Every day, just about, I got out on the porch and check on my little garden, my happy place. Most years, I try to get a hibiscus and a bougainvillea. This year I found a beautiful golden hibiscus and a dark pink/fuchsia bougainvillea. A friend also got me a red lily. I also have dipladenias, petunias, cannas, morning glories, celosia, coleus and other delights.
And Tuesday morning, I went out to check the plants and get my morning dose of color, but something wasn’t right. The lilies were gone.
Oh, no, the bougainvillea was gone — the one that just developed an aberration and was sprouting white flowers along with the pink.
And the golden hibiscus — gone. So my biggest most valuable potted plants were gone.
They probably would have taken my white dipladenia but it was staked and tied to the porch railing so it would vine along as summer progressed.
With all the chaos going on in the world, with people dying, getting hurt, being abused — the theft of 3 plants off a porch hardly seems like much of a problem. But it really hurt me. It was such a mean and petty theft.

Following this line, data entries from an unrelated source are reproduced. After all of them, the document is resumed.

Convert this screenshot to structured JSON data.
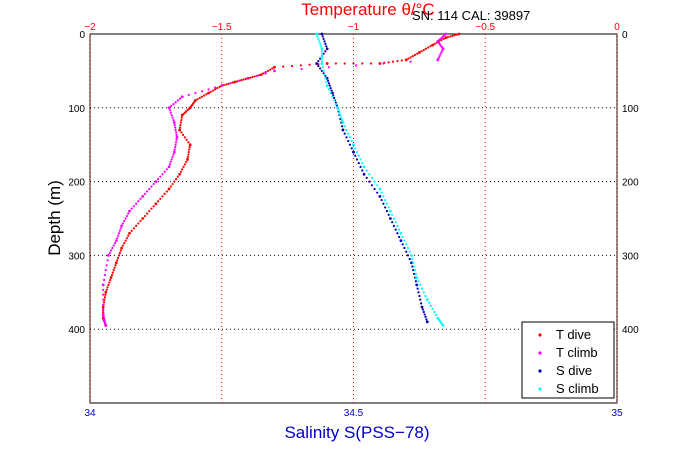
{
  "header": {
    "sn_cal": "SN: 114  CAL: 39897"
  },
  "colors": {
    "t_dive": "#ff0000",
    "t_climb": "#ff00ff",
    "s_dive": "#0000aa",
    "s_climb": "#00ffff",
    "t_axis": "#ff0000",
    "s_axis": "#0000cc"
  },
  "chart_data": {
    "type": "scatter",
    "title": "",
    "ylabel": "Depth (m)",
    "x_top_label": "Temperature θ/°C",
    "x_bottom_label": "Salinity S(PSS−78)",
    "ylim": [
      0,
      500
    ],
    "y_inverted": true,
    "y_ticks": [
      0,
      100,
      200,
      300,
      400
    ],
    "t_xlim": [
      -2,
      0
    ],
    "t_ticks": [
      -2,
      -1.5,
      -1,
      -0.5,
      0
    ],
    "t_tick_labels": [
      "−2",
      "−1.5",
      "−1",
      "−0.5",
      "0"
    ],
    "s_xlim": [
      34,
      35
    ],
    "s_ticks": [
      34,
      34.5,
      35
    ],
    "s_tick_labels": [
      "34",
      "34.5",
      "35"
    ],
    "grid": true,
    "legend_position": "bottom-right",
    "legend": [
      "T dive",
      "T climb",
      "S dive",
      "S climb"
    ],
    "series": [
      {
        "name": "T dive",
        "axis": "temperature",
        "x": [
          -0.6,
          -0.65,
          -0.7,
          -0.75,
          -0.8,
          -0.9,
          -1.1,
          -1.3,
          -1.35,
          -1.4,
          -1.45,
          -1.5,
          -1.55,
          -1.6,
          -1.62,
          -1.65,
          -1.66,
          -1.62,
          -1.63,
          -1.66,
          -1.7,
          -1.75,
          -1.8,
          -1.85,
          -1.88,
          -1.9,
          -1.92,
          -1.94,
          -1.95,
          -1.95,
          -1.94
        ],
        "y": [
          0,
          5,
          15,
          25,
          35,
          40,
          40,
          45,
          55,
          60,
          65,
          70,
          80,
          90,
          100,
          110,
          130,
          150,
          170,
          190,
          210,
          230,
          250,
          270,
          290,
          310,
          330,
          350,
          370,
          385,
          395
        ]
      },
      {
        "name": "T climb",
        "axis": "temperature",
        "x": [
          -0.65,
          -0.68,
          -0.66,
          -0.68,
          -1.3,
          -1.5,
          -1.65,
          -1.7,
          -1.68,
          -1.67,
          -1.68,
          -1.7,
          -1.75,
          -1.8,
          -1.85,
          -1.88,
          -1.9,
          -1.93,
          -1.95,
          -1.95,
          -1.94
        ],
        "y": [
          0,
          10,
          20,
          35,
          50,
          70,
          85,
          100,
          120,
          140,
          160,
          180,
          200,
          220,
          240,
          260,
          280,
          300,
          340,
          380,
          395
        ]
      },
      {
        "name": "S dive",
        "axis": "salinity",
        "x": [
          34.44,
          34.45,
          34.43,
          34.45,
          34.46,
          34.47,
          34.48,
          34.5,
          34.52,
          34.55,
          34.57,
          34.59,
          34.61,
          34.62,
          34.63,
          34.64
        ],
        "y": [
          0,
          20,
          40,
          60,
          80,
          100,
          130,
          160,
          190,
          220,
          250,
          280,
          310,
          340,
          370,
          390
        ]
      },
      {
        "name": "S climb",
        "axis": "salinity",
        "x": [
          34.43,
          34.44,
          34.44,
          34.45,
          34.47,
          34.48,
          34.5,
          34.52,
          34.55,
          34.57,
          34.59,
          34.61,
          34.62,
          34.64,
          34.66,
          34.67
        ],
        "y": [
          0,
          20,
          40,
          70,
          100,
          120,
          150,
          180,
          210,
          240,
          270,
          300,
          330,
          360,
          385,
          395
        ]
      }
    ]
  }
}
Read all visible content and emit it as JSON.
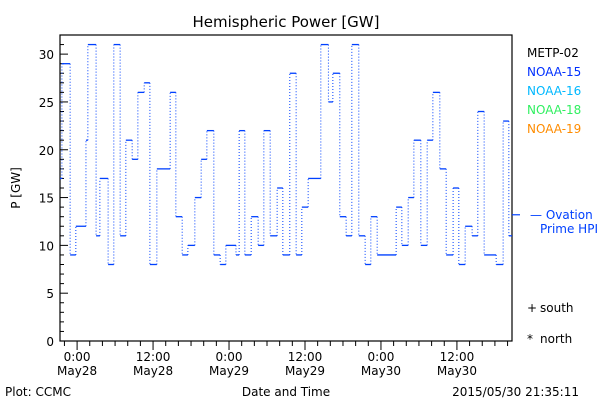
{
  "chart_data": {
    "type": "line",
    "title": "Hemispheric Power [GW]",
    "ylabel": "P [GW]",
    "xlabel": "Date and Time",
    "ylim": [
      0,
      32
    ],
    "xlim_hours": [
      -2.7,
      68.7
    ],
    "yticks": [
      0,
      5,
      10,
      15,
      20,
      25,
      30
    ],
    "xticks": [
      {
        "hour": 0,
        "time": "0:00",
        "date": "May28"
      },
      {
        "hour": 12,
        "time": "12:00",
        "date": "May28"
      },
      {
        "hour": 24,
        "time": "0:00",
        "date": "May29"
      },
      {
        "hour": 36,
        "time": "12:00",
        "date": "May29"
      },
      {
        "hour": 48,
        "time": "0:00",
        "date": "May30"
      },
      {
        "hour": 60,
        "time": "12:00",
        "date": "May30"
      }
    ],
    "series": [
      {
        "name": "NOAA-15",
        "color": "#0040ff",
        "step_start_hours": [
          -2.7,
          -2.4,
          -1.1,
          -0.2,
          1.4,
          1.7,
          3.0,
          3.6,
          4.9,
          5.8,
          6.8,
          7.7,
          8.7,
          9.6,
          10.6,
          11.5,
          12.6,
          14.7,
          15.6,
          16.6,
          17.5,
          18.6,
          19.6,
          20.5,
          21.6,
          22.6,
          23.5,
          25.1,
          25.6,
          26.5,
          27.5,
          28.6,
          29.5,
          30.5,
          31.6,
          32.5,
          33.6,
          34.6,
          35.5,
          36.5,
          38.5,
          39.7,
          40.4,
          41.5,
          42.5,
          43.4,
          44.5,
          45.5,
          46.4,
          47.4,
          50.4,
          51.3,
          52.3,
          53.2,
          54.3,
          55.3,
          56.2,
          57.3,
          58.3,
          59.4,
          60.3,
          61.3,
          62.4,
          63.3,
          64.3,
          66.2,
          67.3,
          68.2
        ],
        "values": [
          17,
          29,
          9,
          12,
          21,
          31,
          11,
          17,
          8,
          31,
          11,
          21,
          19,
          26,
          27,
          8,
          18,
          26,
          13,
          9,
          10,
          15,
          19,
          22,
          9,
          8,
          10,
          9,
          22,
          9,
          13,
          10,
          22,
          11,
          16,
          9,
          28,
          9,
          14,
          17,
          31,
          25,
          28,
          13,
          11,
          31,
          11,
          8,
          13,
          9,
          14,
          10,
          15,
          21,
          10,
          21,
          26,
          18,
          9,
          16,
          8,
          12,
          11,
          24,
          9,
          8,
          23,
          11
        ],
        "end_hour": 68.7
      }
    ],
    "ovation": {
      "label_line1": "— Ovation",
      "label_line2": "Prime HPI",
      "value": 13.2,
      "color": "#0040ff"
    },
    "legend": [
      {
        "name": "METP-02",
        "color": "#000000"
      },
      {
        "name": "NOAA-15",
        "color": "#0030ff"
      },
      {
        "name": "NOAA-16",
        "color": "#00b8ff"
      },
      {
        "name": "NOAA-18",
        "color": "#30f060"
      },
      {
        "name": "NOAA-19",
        "color": "#ff8c00"
      }
    ],
    "markers": [
      {
        "symbol": "+",
        "label": "south"
      },
      {
        "symbol": "*",
        "label": "north"
      }
    ],
    "footer_left": "Plot: CCMC",
    "footer_right": "2015/05/30 21:35:11"
  }
}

How could whoever stole them be proud of them if they had not nurtured their beauty and brought them to bloom?
And I worry that whoever stole them will not take proper care of them. It couldn’t have been a homeless or drug addicted person. The plants were too big and too heavy for any one to carry very far. Some one rushed the porch in the night or the early morning, stole the plants and put them in a car and drove away. Feeling quite entitled and smug, I’m sure.
So, it’s taken me about til now (2 days) to get Zen about it.
Part of it is that I feel like there are fewer and fewer pleasures in my life that I can manage on my own. Tending my garden is one (arting around is the other.) But I can let it go now. Everything comes to an end, sometimes before we imagine it will. I like Helen Keller’s quote:
“Security is mostly a superstition. It does not exist in nature, nor do the children of men as a whole experience it. Avoiding danger is no safer in the long run than outright exposure.”
A dear friend brought me another hibiscus — a coral pink Painted Lady. One flower, lots of buds. There aren’t any more bougainvilleas to be had this year.
The thing is though, last fall, I brought in my bougainvillea and my red hibiscus from my porch, and over wintered them indoors. The red hibiscus did well this summer and had just finished a blooming cycle, so it wasn’t decked out in blooms Monday night. The bougainvillea didn’t fare so well, but I gave it a severe pruning a few weeks ago. It looks like a stick with a few leaves randomly pasted on it. But I see that there is new growth just beginning to bud out, which is where the new flowers will grow.
I know this because I tend to my plants. I watch and nurture them. I breathe in their gift of oxygen. I don’t think the person who stole my plants will get nearly the pleasure out of them that I did. I can grow new ones and I doubt they can. And those stolen plants, they made me really happy, which I doubt is an emotion the thief ever feels.